The Second Housing Bubble
By T.S.Khanna, August 13,
2013.
Before the home
prices crashed in 2008, there were 28 million sub-prime/risky loans nationwide. Such loans and price rise illusion placed
families in homes they could not afford.
When they abandoned their homes, they suffered enormous financial and
psychological damage. The banks suffered
heavy losses. On the government
sponsored loans, taxpayers lost approximately $ 200 billion.
Those who never
missed a mortgage payment also suffered a loss in their home values. Now after five years, only 45% of the lost value
has been recovered nationwide.
Overly
enthusiastic real estate industry, along with the government policy of low
interest rate to boost the economy quickly, has put the housing market on the
same path again in the S.F. Bay Area. It
is getting bubbly.
In this
buyer-beware market, the buyer must thoroughly investigate at least 18-month
comps. Note that some unfavorable comps
are concealed from public record against the buyer’s interest.
The current
mortgage rate seems artificially low and is likely to jump to a more realistic
7%, with a negative impact on home prices.

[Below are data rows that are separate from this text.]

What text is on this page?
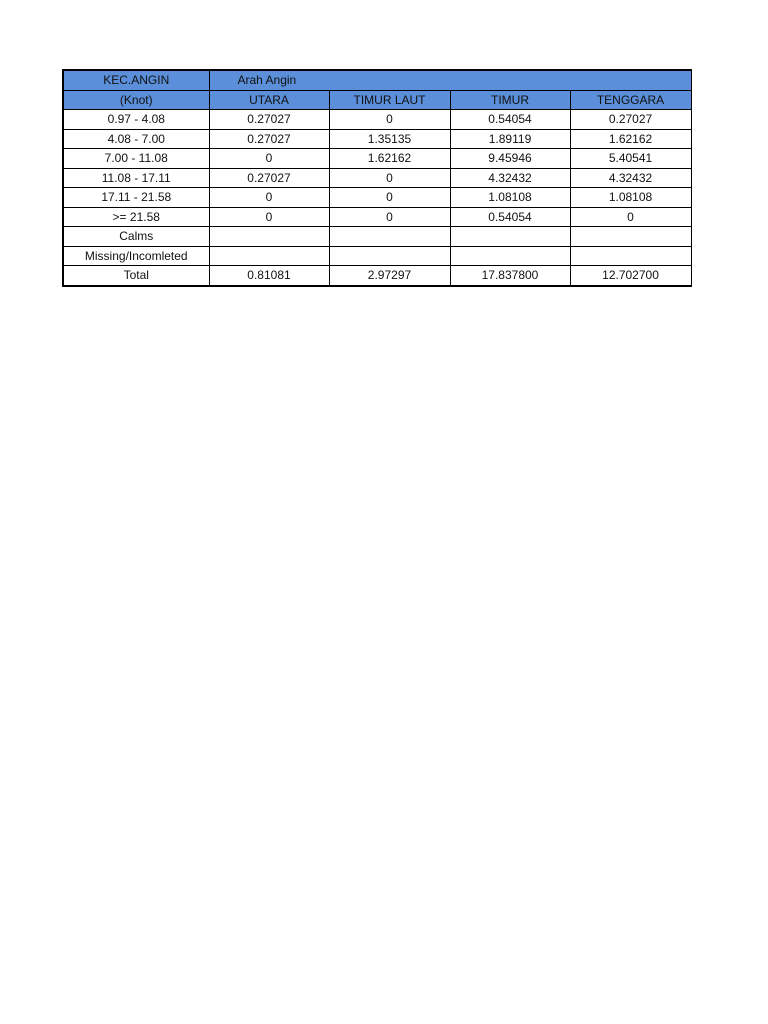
KEC.ANGIN	Arah Angin			
(Knot)	UTARA	TIMUR LAUT	TIMUR	TENGGARA
0.97 - 4.08	0.27027	0	0.54054	0.27027
4.08 - 7.00	0.27027	1.35135	1.89119	1.62162
7.00 - 11.08	0	1.62162	9.45946	5.40541
11.08 - 17.11	0.27027	0	4.32432	4.32432
17.11 - 21.58	0	0	1.08108	1.08108
>= 21.58	0	0	0.54054	0
Calms				
Missing/Incomleted				
Total	0.81081	2.97297	17.837800	12.702700
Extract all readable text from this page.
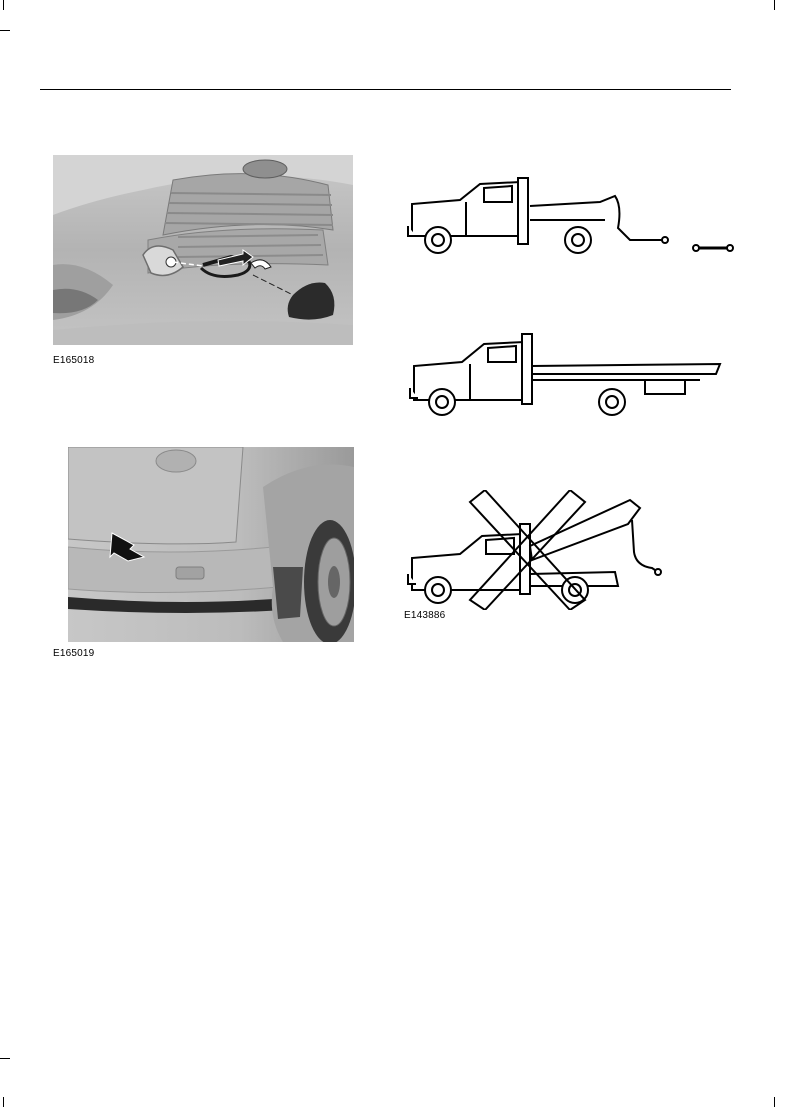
E165018
E165019
E143886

Rushing to beat the rising interest rate could result in suffering a
loss in the market value of the purchased home.
Suggested
criteria for selecting the safe price range is (a) 25% down payment, (b)
mortgage payment not exceeding 20% of the monthly income, and, (c) reserve
funds for six months payments, should the income stop.
Government may
also amend its policy to protect buyers and serve the public interest better.